Some facilities produce shell eggs, which leave the facility still in the shell and can be used for either shell eggs or be broken "off-line" for use in egg products. Other facilities, called "in-line" facilities, break the eggs in the facility and then transport the raw unpasteurized liquid egg via produce tankers. The defendants allege that eggs from in-line facilities are better for egg products because they have a lower bacterial count than liquid eggs broken off-line. This raw unpasteurized liquid egg is unfit for human consumption and cannot legally be sold to anyone in that form other than egg products manufacturers, who then process the raw egg. Not every egg products company both produces and processes raw liquid egg—some companies only produce the raw liquid egg and others only process it The latter companies have no layers of their own and must purchase the raw liquid egg they then process.
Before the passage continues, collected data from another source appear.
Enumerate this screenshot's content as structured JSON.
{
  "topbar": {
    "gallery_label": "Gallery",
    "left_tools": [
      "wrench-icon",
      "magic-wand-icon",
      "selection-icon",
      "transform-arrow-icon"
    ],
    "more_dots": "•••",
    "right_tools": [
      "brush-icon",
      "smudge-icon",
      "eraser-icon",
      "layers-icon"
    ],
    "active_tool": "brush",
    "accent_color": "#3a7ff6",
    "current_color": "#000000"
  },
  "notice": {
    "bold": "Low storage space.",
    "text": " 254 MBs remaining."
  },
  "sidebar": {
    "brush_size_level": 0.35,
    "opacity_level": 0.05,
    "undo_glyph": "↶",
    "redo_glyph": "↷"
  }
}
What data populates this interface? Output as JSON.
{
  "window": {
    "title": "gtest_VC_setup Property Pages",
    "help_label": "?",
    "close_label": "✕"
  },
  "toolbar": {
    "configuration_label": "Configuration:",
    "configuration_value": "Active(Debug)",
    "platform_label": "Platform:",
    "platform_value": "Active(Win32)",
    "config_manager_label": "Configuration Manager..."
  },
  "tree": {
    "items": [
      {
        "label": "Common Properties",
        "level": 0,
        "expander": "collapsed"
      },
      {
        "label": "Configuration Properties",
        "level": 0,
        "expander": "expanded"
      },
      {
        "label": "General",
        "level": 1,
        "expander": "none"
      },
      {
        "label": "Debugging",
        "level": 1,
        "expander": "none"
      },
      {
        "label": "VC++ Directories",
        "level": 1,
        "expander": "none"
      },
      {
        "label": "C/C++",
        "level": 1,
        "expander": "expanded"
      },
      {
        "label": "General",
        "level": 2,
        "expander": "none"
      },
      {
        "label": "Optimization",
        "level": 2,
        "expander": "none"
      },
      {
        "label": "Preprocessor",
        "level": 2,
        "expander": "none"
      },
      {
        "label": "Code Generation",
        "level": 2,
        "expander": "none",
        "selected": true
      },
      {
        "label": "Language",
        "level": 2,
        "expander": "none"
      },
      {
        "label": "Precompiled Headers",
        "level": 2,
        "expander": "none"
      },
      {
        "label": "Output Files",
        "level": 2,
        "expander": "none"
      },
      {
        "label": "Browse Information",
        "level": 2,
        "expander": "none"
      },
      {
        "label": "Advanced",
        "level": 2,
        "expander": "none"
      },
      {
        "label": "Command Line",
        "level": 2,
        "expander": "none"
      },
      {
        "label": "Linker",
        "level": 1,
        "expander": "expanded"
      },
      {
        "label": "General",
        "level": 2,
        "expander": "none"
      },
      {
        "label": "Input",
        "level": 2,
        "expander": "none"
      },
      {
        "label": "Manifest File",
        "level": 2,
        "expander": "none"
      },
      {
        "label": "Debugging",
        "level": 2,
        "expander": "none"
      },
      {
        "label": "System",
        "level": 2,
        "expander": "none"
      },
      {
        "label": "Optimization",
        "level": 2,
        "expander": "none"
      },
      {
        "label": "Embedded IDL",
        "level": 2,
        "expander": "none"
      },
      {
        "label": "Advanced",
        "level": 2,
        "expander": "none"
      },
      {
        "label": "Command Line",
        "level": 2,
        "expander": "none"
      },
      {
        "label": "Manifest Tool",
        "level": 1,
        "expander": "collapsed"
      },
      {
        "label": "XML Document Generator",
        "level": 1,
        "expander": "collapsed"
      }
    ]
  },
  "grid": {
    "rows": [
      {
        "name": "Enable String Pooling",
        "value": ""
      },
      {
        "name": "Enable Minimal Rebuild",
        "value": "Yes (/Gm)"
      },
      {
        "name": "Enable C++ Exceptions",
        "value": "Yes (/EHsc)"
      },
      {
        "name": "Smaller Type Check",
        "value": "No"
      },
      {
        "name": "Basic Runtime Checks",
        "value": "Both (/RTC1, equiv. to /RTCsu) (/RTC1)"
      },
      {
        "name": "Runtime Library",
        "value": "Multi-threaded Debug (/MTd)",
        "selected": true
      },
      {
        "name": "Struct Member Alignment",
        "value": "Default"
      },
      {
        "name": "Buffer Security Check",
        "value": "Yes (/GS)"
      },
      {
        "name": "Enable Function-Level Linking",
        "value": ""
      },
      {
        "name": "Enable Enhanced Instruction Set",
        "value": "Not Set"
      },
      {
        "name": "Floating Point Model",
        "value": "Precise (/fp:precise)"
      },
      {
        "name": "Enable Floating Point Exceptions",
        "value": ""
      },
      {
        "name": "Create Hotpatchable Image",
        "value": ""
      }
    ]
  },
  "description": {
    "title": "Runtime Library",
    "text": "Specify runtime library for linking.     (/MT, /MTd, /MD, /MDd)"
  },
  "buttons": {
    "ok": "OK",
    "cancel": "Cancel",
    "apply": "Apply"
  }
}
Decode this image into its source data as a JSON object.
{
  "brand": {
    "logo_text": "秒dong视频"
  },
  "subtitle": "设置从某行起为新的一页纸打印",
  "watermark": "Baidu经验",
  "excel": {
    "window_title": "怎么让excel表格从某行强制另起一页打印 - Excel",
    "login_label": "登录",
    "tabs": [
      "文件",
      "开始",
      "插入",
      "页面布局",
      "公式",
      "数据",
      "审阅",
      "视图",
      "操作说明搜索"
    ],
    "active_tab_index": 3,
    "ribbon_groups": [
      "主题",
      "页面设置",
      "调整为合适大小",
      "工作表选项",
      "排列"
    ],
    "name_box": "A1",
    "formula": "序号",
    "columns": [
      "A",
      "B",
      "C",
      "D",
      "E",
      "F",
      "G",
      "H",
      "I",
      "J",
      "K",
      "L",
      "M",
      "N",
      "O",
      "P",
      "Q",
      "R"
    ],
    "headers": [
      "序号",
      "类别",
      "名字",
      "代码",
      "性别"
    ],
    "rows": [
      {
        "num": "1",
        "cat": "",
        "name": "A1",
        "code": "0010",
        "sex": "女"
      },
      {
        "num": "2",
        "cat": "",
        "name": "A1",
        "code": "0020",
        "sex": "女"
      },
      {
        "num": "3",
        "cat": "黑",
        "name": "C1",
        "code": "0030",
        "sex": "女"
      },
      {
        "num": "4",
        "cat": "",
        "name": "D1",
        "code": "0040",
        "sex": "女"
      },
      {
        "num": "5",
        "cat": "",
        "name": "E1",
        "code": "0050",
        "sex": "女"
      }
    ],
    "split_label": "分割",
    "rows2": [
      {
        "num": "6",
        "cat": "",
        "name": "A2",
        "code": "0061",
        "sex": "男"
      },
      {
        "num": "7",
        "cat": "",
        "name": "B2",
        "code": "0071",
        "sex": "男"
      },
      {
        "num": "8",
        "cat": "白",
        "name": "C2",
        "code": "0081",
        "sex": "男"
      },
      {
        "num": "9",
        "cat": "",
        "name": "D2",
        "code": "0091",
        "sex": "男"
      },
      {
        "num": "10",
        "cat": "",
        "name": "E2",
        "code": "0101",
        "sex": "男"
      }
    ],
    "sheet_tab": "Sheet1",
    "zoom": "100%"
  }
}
During the alleged conspiracy, the DAPs contend that overall egg production increased at a slower rate than it would have had the conspiracy not been in place. However, as is allegedly important for understanding the dynamics of this case, egg production in Iowa increased at a much higher rate than it did in other parts of the country. Between 2000 and 2008, the U.S. flock size increased by about 3%, from 328 million layers to 339 million layers. During that same period, the flock size in Iowa increased by about 88%, from 28 million layers to 53 million layers. The defendants contend that this rapid growth in Iowa was particularly important for egg products because Iowa producers are well-positioned to supply eggs to egg products companies. For example, Iowa producers are advantaged by low feed costs but are at a disadvantage in supplying shell eggs to urban areas because of increased transportation costs relative to other egg-producing states such as California, Ohio, Georgia, and Pennsylvania. This leads Iowa producers to break eggs near production locations and sell liquid egg to egg products companies, such as Michael Foods.
The defendants remaining in this portion of the case are Michael Foods, Rose Acre, Cal-Maine, R.W. Sauder, United Egg Producers, Inc. (UEP), and United States Egg Marketers (USEM). Each of these defendants, with the exception of Michael Foods, also filed an individual motion for summary judgment.
At the time these summary judgment motions were filed, Ohio Fresh Eggs, LLC was still a defendant in the DAPs' case. Ohio Fresh and the DAPs have since entered into a stipulation of dismissal. See Doc. No. 1861.
A. Michael Foods
The Kroger Co., Safeway Inc., Walgreen Co., Hy-Vee, Inc., Albertsons LLC, Great Atlantic & Pacific Tea Company, Inc., H.E. Butt Grocery Company, Publix Super Markets, Inc., Supervalu, Inc., Giant Eagle, Inc., Winn-Dixie, Inc., and Roundy's Supermarkets, Inc., entered into a stipulation of dismissal with Michael Foods. See Doc. Nos. 1495, 1503.
Sales of egg products by Michael Foods make up the majority of sales for most of the DAPs' damages. Most of the eggs used in Michael Foods' egg products come from outside suppliers, and of those eggs, the great majority were supplied by non-Defendants. Seventy-two percent (72%) of the eggs purchased by Michael Foods were from companies that are not UEP certified. And Michael Foods paid very different prices for eggs from different suppliers because it negotiated prices based on grain prices (in some cases) and egg market prices (in other cases). Michael Foods contends that it entered into long-term contracts based on grain prices because grain prices are historically more stable than egg prices. Michael Foods also entered into such long-term contracts with suppliers from Iowa to take advantage of the inherent advantages of that market.
B. Rose Acre
Certain DAPs also purchased egg products from Rose Acre Farms. Rose Acre produces both shell eggs and eggs for breaking into egg products, and the company can move eggs between shell eggs and eggs for breaking with some ease. With that being said, Rose Acre purchased as much as 21.6% of its eggs for egg products from outside suppliers, including from non-Defendants.
Rose Acre contends that the following DAPs did not purchase any egg products directly from it: Giant Eagle, Hy-Vee, Publix, and Safeway. Although the DAPs admit that Safeway did not purchase egg products directly from Rose Acre, they dispute whether Hy-Vee, Publix, and Giant Eagle did. All parties agree that the remaining DAPs made egg product purchases from entities other than Rose Acre.
C. Cal-Maine Foods, Inc.
Cal-Maine has resolved disputes related to both shell eggs and egg products with all DAPs other than Conopco, Inc. and the four DAPs in the Kraft case (Kraft Foods Global, Inc., Nestle USA, Inc., General Mills, Inc, and the Kellogg Company). It is undisputed that the five DAPs with remaining claims against Cal-Maine did not purchase egg products directly from Cal-Maine.
D. R.W. Sauder
R.W. Sauder alleges that none of the DAPs purchased egg products directly from the company. The DAPs contend that Supervalu purchased egg products from R.W. Sauder.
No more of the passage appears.